Técnicos avaliam escultura da preguiça no Bioparque da Amazônia
Após a reunião e a visita técnica, os órgãos envolvidos farão seus respectivos laudos apontando qual a melhor opção a ser seguida.

Railana Pantoja
Da Redação
Na manhã desta quinta-feira (28) uma equipe técnica composta pelo Corpo de Bombeiros Militar do Amapá (CBM/AP), secretários municipais, artesãos e ex-gestores do Bioparque da Amazônia, fez uma avaliação de como está a escultura da preguiça que fica na entrada do parque.
Uma notificação do 4º Grupamento do Corpo de Bombeiros aponta risco de queda, pois a madeira utilizada encontra-se podre por dentro em algumas partes, conforme explica o major Orielson Pantoja, comandante do Grupamento.
“O risco existe, de fato, a estrutura que foi encontrada está comprometida. Porém, alguns laudos serão emitidos e após isso teremos diligências para saber a forma como será tratada a escultura, se será retirada ou feita uma reforma parcial. Existe a possibilidade de reforma, porém será avaliada para sabermos se isso vai zerar os riscos. Se houver risco, aí a gente não recomenda a reforma e sim a retirada. Basicamente o risco principal é no lado direito, o ponto de intercessão que fica entre o tronco e o galho está podre, com excesso de fungo e muita umidade. Com o tempo, isso vai perdendo resistência e poderá cair.
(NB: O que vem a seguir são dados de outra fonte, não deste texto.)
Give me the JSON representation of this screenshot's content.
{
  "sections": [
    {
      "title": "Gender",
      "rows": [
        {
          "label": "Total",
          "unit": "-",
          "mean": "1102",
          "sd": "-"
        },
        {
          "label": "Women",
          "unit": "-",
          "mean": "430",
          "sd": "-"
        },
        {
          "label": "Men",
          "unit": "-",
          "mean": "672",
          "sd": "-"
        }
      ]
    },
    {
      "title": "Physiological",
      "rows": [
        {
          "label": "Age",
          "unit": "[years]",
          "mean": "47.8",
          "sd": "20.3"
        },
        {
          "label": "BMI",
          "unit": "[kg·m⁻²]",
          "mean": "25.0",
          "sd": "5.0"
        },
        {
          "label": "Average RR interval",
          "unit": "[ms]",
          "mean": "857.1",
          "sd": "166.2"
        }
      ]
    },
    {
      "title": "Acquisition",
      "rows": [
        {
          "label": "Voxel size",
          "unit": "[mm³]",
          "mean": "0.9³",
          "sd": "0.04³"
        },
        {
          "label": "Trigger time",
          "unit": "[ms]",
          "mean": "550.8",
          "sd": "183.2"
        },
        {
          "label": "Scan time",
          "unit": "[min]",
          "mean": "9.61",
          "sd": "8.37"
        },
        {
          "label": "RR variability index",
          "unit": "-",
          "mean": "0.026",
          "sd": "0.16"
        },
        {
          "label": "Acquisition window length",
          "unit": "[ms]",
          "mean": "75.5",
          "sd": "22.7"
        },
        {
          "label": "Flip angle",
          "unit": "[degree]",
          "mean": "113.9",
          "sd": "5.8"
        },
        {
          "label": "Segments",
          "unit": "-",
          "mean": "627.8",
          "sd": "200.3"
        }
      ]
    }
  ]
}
Outro ponto é a base, que também sofre com penetração de umidade”, explicou o major.

De acordo com o ex-diretor do Bioparque, Richard Madureira, a madeira utilizada na escultura foi reaproveitada da própria natureza.
“Na época que nós retiramos esse tronco lá da orla e trouxemos para cá, houve uma análise dos próprios artesãos, porque eles conhecem muito bem a madeira, a durabilidade, e nós ‘plantamos’. Feito isso, tomamos alguns cuidados e a partir da efetivação da escultura fizemos a manutenção periódica. Após a análise minuciosa, esperamos que sejam feitas as correções e possamos manter a escultura”, falou Richard Madureira.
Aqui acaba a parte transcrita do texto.